En effet, je parle ici de ce qui n'est pas susceptible d'apparaître (à une conscience ordinaire).
Les écrits et les faits sont deux choses différentes.
Qui peuvent coïncider, sinon les écrits relatant l'impermanence, par exemple, seraient fallacieux.
Les faits sont moins soumis à interprétation.
"Moins" mais peut être pas "pas du tout".
Puisque tu parlais d'êtres ordinaires = les faits sont accessibles à tout le monde
Non, les faits sont accessibles à toute conscience omnisciente, mais pour des êtres ordinaires comme nous, l'enchaînement karmique qui nous permet de discuter aujourd'hui et qui est un fait ne nous est pas accessible en l'état.
Mais sans démonstration d'existence ou d'inexistence, nulle certitude ni dans un sens, ni dans l'autre.
Oui, s'il n'y a aucune démonstration, c'est tout sauf une cognition valide, fût-elle directe ou inférentielle.
Quelle preuve ai-je que le Monde existe et que moi-même j'existe ?
Contradictio in terminis: si tu n'existais pas, il n'y aurait personne pour poser la question.
Je peux n'être qu'un morceau d'un rêve dans la méga-cervelle de je ne sais qui,
Même dans ce cas tu n'en existerais pas moins (ni plus). Mais nous sommes en hors sujet.
Il n'est peut-être qu'une illusion. Si tel est le cas, cette illusion apporte un prétexte à faire avancer l'Humanité vers un "mieux" incertain et progressif, mais un mieux quand même. En tous cas, c'est un espoir qu'on peut caresser. Donc, ça ne me gêne pas non plus.
Je ne vois pas où tu veux en venir concernant notre débat.
Si j'en juge par ce que tu écris dans ce post, il me semble qu'il faudrait considérer les descriptions de l'Eveil comme des bases sûres et certaines.
Or il a été montré plus haut (le zen et la guerre / le sermon de la forêt) que les descriptions de l'état d'Eveil n'étaient pas toutes concordantes. Il me faut donc en conclure que cette validité n'est pas totale.
De même qu'on peut mettre un bouquet de fleurs dans une boite à chaussures ou un fusil dans un étui à violon.
Tu parles de deux niveaux différents de réalité. Selon la vérité ultime, on ne peut rien dire de l'Eveil; il n'est pas plus différent d'un diamant que d'un pet de lapin. Mais selon la vérité conventionnelle, on peut chercher par soi-même quel type de description de l'Eveil correspond le plus aux écritures et au raisonnement valide.

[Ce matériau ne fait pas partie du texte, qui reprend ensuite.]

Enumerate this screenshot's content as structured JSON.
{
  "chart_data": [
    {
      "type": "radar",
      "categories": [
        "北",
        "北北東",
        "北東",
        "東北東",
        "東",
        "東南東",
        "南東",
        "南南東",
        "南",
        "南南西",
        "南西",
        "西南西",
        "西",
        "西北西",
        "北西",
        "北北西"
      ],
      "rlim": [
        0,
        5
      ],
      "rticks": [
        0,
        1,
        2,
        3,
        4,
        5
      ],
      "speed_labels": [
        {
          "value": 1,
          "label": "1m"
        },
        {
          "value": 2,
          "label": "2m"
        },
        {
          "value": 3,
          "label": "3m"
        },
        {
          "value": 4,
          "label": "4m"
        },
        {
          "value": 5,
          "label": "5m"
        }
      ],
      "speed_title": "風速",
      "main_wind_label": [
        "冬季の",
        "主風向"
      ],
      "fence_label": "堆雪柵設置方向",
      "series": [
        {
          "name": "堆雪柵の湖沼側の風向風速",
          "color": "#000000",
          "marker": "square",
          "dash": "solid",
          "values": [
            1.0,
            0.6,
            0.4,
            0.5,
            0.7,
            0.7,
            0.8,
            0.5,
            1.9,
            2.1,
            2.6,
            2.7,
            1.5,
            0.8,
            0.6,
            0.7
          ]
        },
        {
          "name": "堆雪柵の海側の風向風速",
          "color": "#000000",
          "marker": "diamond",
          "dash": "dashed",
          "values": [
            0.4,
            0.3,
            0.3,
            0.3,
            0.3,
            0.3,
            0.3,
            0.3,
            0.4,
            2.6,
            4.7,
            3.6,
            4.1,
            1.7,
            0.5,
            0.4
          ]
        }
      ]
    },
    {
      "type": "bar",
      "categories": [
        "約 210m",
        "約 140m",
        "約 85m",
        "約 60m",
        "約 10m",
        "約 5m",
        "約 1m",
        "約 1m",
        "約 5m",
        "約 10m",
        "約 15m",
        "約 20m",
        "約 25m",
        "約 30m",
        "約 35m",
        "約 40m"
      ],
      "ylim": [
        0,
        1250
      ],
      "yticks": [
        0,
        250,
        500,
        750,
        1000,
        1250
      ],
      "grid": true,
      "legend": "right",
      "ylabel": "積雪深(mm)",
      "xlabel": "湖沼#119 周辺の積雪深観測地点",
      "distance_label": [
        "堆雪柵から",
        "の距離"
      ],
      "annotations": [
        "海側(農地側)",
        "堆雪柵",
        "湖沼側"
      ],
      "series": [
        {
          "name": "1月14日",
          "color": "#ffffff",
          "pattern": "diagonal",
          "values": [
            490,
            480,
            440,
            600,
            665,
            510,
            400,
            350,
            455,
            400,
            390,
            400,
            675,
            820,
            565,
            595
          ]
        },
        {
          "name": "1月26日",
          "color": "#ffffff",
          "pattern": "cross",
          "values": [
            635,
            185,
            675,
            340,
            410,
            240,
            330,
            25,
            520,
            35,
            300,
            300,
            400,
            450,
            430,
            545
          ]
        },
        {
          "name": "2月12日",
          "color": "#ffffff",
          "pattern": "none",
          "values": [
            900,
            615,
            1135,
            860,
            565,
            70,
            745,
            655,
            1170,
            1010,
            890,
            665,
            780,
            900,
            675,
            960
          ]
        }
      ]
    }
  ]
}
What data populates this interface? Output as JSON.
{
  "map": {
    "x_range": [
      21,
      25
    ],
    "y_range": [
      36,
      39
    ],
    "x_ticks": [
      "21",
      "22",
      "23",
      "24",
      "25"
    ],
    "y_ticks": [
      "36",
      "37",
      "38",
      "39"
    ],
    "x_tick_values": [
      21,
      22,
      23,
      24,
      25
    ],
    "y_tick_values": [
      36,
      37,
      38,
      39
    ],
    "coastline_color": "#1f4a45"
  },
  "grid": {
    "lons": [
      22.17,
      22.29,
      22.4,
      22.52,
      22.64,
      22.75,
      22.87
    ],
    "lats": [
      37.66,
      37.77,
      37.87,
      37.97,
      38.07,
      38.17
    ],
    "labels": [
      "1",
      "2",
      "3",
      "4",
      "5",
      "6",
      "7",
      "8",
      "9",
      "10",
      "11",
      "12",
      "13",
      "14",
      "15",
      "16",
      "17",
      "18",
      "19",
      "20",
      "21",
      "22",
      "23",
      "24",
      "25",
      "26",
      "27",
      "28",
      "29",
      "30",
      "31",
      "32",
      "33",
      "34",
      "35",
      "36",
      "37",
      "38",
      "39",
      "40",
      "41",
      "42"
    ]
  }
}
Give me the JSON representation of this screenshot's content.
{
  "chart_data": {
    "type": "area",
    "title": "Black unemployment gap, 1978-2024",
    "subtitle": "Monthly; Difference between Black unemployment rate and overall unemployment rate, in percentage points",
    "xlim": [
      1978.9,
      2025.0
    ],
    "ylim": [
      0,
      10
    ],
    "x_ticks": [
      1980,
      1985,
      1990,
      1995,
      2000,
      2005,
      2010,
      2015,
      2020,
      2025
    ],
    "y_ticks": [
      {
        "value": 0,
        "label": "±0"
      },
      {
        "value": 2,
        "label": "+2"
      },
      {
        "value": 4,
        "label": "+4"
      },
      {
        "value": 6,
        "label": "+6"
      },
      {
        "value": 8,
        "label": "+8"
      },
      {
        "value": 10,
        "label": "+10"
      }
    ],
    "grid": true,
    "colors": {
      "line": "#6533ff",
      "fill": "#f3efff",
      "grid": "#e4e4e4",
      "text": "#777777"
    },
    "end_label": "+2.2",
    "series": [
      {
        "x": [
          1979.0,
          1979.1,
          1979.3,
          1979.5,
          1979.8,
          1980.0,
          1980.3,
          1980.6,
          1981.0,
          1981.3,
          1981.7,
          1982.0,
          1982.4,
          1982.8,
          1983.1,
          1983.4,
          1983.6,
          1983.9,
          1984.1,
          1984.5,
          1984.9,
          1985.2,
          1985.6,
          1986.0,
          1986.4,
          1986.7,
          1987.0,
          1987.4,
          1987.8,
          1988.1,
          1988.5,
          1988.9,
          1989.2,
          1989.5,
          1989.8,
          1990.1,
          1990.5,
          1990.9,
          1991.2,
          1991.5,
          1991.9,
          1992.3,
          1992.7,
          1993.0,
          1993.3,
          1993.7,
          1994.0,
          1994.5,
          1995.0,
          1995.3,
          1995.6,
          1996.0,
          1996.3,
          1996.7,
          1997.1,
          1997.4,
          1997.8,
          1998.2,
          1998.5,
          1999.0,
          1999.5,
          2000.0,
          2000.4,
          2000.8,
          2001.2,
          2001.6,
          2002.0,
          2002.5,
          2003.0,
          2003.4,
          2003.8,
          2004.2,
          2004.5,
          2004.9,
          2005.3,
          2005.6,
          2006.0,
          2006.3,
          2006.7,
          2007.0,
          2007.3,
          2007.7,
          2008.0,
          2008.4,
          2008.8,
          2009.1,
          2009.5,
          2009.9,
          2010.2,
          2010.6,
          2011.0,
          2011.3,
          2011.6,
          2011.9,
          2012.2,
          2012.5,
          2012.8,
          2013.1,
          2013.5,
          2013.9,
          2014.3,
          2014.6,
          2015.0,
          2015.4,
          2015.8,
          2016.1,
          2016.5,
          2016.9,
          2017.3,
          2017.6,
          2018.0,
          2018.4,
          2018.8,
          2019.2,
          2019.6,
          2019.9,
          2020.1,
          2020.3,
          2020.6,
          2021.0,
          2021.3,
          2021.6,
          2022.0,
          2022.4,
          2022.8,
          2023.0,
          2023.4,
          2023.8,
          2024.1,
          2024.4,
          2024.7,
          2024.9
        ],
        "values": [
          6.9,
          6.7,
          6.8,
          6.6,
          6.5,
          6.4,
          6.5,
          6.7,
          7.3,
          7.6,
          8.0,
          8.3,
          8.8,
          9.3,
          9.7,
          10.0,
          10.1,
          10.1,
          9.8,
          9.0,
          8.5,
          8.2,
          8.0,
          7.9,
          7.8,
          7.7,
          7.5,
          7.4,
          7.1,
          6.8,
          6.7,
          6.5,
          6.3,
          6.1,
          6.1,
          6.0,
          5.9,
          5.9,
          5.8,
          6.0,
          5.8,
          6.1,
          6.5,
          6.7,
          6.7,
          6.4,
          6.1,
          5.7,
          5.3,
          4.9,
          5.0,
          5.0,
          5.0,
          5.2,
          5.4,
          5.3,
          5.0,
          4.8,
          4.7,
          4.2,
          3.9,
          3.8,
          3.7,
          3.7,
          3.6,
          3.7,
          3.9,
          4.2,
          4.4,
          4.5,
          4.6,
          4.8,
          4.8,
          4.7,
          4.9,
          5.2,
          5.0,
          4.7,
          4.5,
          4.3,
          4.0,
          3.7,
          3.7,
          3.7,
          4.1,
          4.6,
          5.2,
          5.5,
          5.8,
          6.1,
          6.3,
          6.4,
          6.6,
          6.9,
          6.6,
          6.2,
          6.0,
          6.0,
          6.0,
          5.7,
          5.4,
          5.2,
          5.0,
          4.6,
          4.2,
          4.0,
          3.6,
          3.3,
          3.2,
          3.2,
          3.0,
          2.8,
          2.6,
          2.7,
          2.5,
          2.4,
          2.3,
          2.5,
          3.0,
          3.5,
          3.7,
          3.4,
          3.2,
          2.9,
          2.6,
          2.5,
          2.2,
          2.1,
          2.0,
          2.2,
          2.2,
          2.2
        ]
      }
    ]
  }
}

C'est un choix que je laisse à tout un chacun, et ce, depuis le début.

Je ne peux que répéter:

- soit on interprète différemment cela et on n'accepte pas qu'un Bouddha puisse connaître tous les existants et parmi eux les pensées d'autrui, alors on est zéniste.

- soit on accepte la preuve par les écritures ainsi que la preuve par le raisonnement s'appuyant sur une perception directe de la nature fondamentalement cognitive de l'esprit et on peut faire une différence entre la cessation du voile afflictif (kleshavarana) qu'est la libération individuelle (nibbana, pratimoksha), et la cessation du voile cognitif (jñeyavarana) qu'est l'Eveil (uttara-samyak-sambodhi). Alors on est mahayaniste indo-tibétain.

:arrow: Mais les deux sont légitimes et font la richesse du Buddhadharma, c'est pourquoi l'une n'a pas vocation à interférer dans les vues de l'autre. Et vice versa.


Amitié FleurDeLotus
Dernière modification par Dharmadhatu le 06 mars 2012, 21:30, modifié 1 fois.
apratītya samutpanno dharmaḥ kaścin na vidyate /
yasmāt tasmād aśūnyo hi dharmaḥ kaścin na vidyate

Puisqu'il n'est rien qui ne soit dépendant,
Il n'est rien qui ne soit vide.

Ārya Nāgārjuna (Madhyamakaśhāstra; XXIV, 19).
Sourire

Dharmadhatu a écrit :
Il n'est peut-être qu'une illusion. Si tel est le cas, cette illusion apporte un prétexte à faire avancer l'Humanité vers un "mieux" incertain et progressif, mais un mieux quand même. En tous cas, c'est un espoir qu'on peut caresser. Donc, ça ne me gêne pas non plus.
Je ne vois pas où tu veux en venir concernant notre débat.
Juste au fait que même si l'Eveil n'est qu'une hypothèse, ce qui rend tout débat à son sujet dépendant de cette hypothèse et donc incertain, le concept conserve son intérêt.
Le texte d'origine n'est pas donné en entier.